Social media is going the way of alcohol, gambling, and other social sins: societies are deciding it’s no longer kids’ stuff. Lawmakers point to compulsive use, exposure to harmful content, and mounting concerns about adolescent mental health. So, many propose to set a minimum age, usually 13 or 16.
In cases when regulators demand real enforcement rather than symbolic rules, platforms run into a basic technical problem. The only way to prove that someone is old enough to use a site is to collect personal data about who they are. And the only way to prove that you checked is to keep the data indefinitely. Age-restriction laws push platforms toward intrusive verification systems that often directly conflict with modern data-privacy law.
This is the age-verification trap. Strong enforcement of age rules undermines data privacy.


Somehow everyone has forgotten about parental controls that have been apart of consumer grade home routers for years.

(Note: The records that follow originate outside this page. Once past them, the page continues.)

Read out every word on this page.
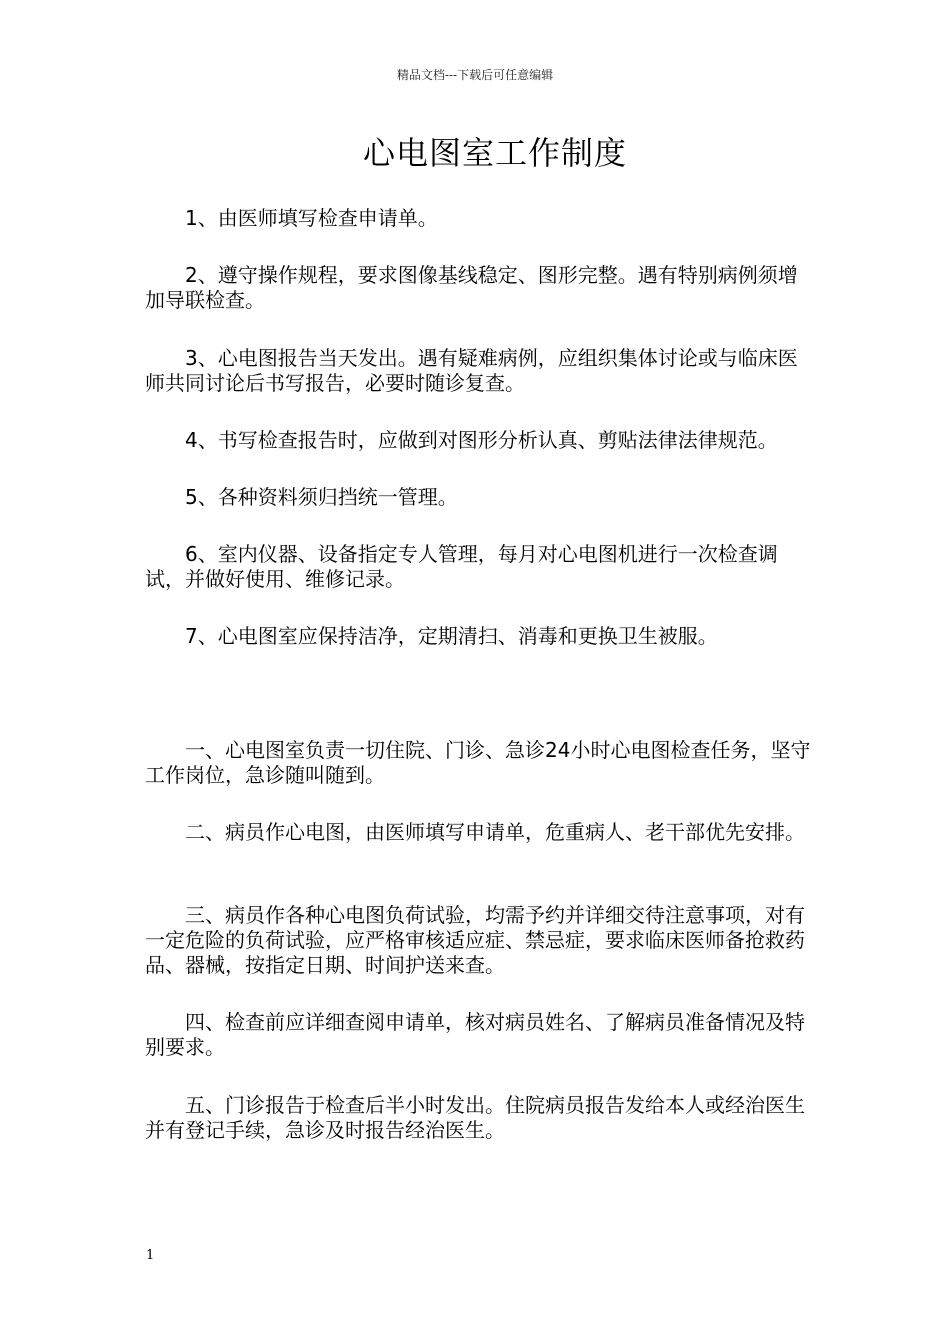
精品文档---下载后可任意编辑
心电图室工作制度

1、由医师填写检查申请单。

2、遵守操作规程，要求图像基线稳定、图形完整。遇有特别病例须增加导联检查。

3、心电图报告当天发出。遇有疑难病例，应组织集体讨论或与临床医师共同讨论后书写报告，必要时随诊复查。

4、书写检查报告时，应做到对图形分析认真、剪贴法律法律规范。

5、各种资料须归挡统一管理。

6、室内仪器、设备指定专人管理，每月对心电图机进行一次检查调试，并做好使用、维修记录。

7、心电图室应保持洁净，定期清扫、消毒和更换卫生被服。

一、心电图室负责一切住院、门诊、急诊24小时心电图检查任务，坚守工作岗位，急诊随叫随到。

二、病员作心电图，由医师填写申请单，危重病人、老干部优先安排。

三、病员作各种心电图负荷试验，均需予约并详细交待注意事项，对有一定危险的负荷试验，应严格审核适应症、禁忌症，要求临床医师备抢救药品、器械，按指定日期、时间护送来查。

四、检查前应详细查阅申请单，核对病员姓名、了解病员准备情况及特别要求。

五、门诊报告于检查后半小时发出。住院病员报告发给本人或经治医生并有登记手续，急诊及时报告经治医生。

1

Parental controls are there specifically to allow parents. These settings allow a parent to block everything online only allowing access to approved lists of websites.
What is missing at a government level is a curation effort of websites, similar to Libraries that classify books by genres and appropriate age levels.
I would propose a government fund where Librarians or similar organizations can start this effort, and make these lists easily accessible within routers for non tech individuals, together with local initiatives and programs for parents that have a interest to learn more.
For power users lists like these already exists curated by public individuals very similar to pihole block lists and whitelists.
This concept would be the most privacy respectful IMO giving parents the most power to parent, while respecting everyone else’s privacy online including children.
The mass majority of parents don’t parent. This is the problem. My first introduction to this was when NWA was causing a ruckus and got white christian womens panties in a kerfuffle that led to parental advisory labels on music.
Ultimately having the government force age ID isn’t about parenting. Its a pathway to further, easier surveillance on the public under the guise of “protecting the children”.
Bingo! And this is why we need to remind our governments that if this is really about “protecting the children”, we should not be sacrificing our own children privacy and safety, in the name of their safety!